Existing measures for infectious disease control face three ‘universal’ barriers:
(i) Deployment (e.g. reaching the highest-risk, infectious ‘superspreaders’ who drive disease circulation)
(ii) Pathogen persistence & behavioral barriers (e.g. adherence)
(iii) Evolution (e.g. resistance and escape)
These barriers exist because pathogens are dynamic—they mutate and transmit—while existing therapies are static, neither mutating nor transmitting. To surmount these barriers, we have proposed a radical shift in therapeutic paradigm toward developing adaptive, dynamic therapies (Metzger et al. 2011). Building off data-driven epidemiological models, we show that engineered molecular parasites, designed to piggyback on HIV-1, could circumvent each barrier and dramatically lower HIV/AIDS in sub-Saharan Africa as compared to established interventions.
Above: A representative model for how a small 'core groups' of high-risk 'superspreaders' (e.g. commercial sex workers and their clients) drove the HIV-1 epidemic in sub-Saharan Africa along the trans-Africa highway in the 1980s. These hard-to-reach groups--often stigmatized and disenfranchised--disproportionately drive disease spread and can be described by the Pareto '80/20' rule - where 80% of new infections are driven by 20% of the population.
Above: Theoretical model of how Therapeutic Interfering Particles (TIPs) would act to reduce the burden of HIV on a population-wide scale. Small blue "pools" of infection represent a local reduction in HIV by the TIP, and are rapidly spread by a "superspreader population".
These molecular parasites essentially steal replication and packaging resources from HIV within infected cells thereby generating Therapeutic Interfering Particles (TIPs) which deprive HIV of critical replication machinery thereby reducing viremia. The fundamental departure from conventional therapies is that TIPs are under strong evolutionary selection to maintain parasitism with HIV and will thus co-evolve with HIV, establishing a co-evolutionary ‘arms race’ (Rouzine and Weinberger, 2013).
Like Oral Polio Vaccine, (OPV)—currently used for the W.H.O. worldwide polio-eradication effort—TIPs could also transmit between individuals, a recognized benefit for OPV. TIP transmission would occur along HIV-transmission routes (via identical risk factors), thereby overcoming behavioral issues and automatically reaching high-risk populations to limit HIV transmission even in resource-poor settings.

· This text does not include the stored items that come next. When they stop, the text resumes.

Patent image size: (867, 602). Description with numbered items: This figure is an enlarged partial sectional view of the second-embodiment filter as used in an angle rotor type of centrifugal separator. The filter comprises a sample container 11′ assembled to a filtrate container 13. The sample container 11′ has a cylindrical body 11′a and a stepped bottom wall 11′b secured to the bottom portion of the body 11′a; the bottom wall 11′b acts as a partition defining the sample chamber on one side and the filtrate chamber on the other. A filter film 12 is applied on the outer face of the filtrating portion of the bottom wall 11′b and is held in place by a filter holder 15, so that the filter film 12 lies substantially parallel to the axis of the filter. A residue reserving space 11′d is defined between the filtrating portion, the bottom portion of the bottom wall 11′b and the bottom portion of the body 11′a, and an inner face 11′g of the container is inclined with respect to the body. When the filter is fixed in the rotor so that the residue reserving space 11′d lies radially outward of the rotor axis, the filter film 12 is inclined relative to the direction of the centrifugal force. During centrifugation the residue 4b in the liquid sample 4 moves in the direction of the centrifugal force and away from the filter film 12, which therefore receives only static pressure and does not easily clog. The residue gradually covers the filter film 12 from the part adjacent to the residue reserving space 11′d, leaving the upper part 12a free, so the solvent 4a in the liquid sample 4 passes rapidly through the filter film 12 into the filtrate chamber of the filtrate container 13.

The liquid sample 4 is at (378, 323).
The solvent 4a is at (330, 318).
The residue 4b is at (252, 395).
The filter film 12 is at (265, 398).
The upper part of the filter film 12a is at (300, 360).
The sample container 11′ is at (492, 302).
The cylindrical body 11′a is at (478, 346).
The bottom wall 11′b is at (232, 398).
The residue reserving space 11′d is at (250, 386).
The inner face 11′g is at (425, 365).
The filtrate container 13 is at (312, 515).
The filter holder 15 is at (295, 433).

For review: Notton et al. Current Opinion in Biotechnology 2014.
Papers of note: Metzger, Lloyd-Smith, and Weinberger. PLoS Computational Biology 2011 (videos above) and Rouzine and Weinberger. Journal of Virology 2013 (Linked above).
 TIPs are a distinct form of defective interfering particles (DIPs) engineered to have a basic reproductive ratio (R0) > 1.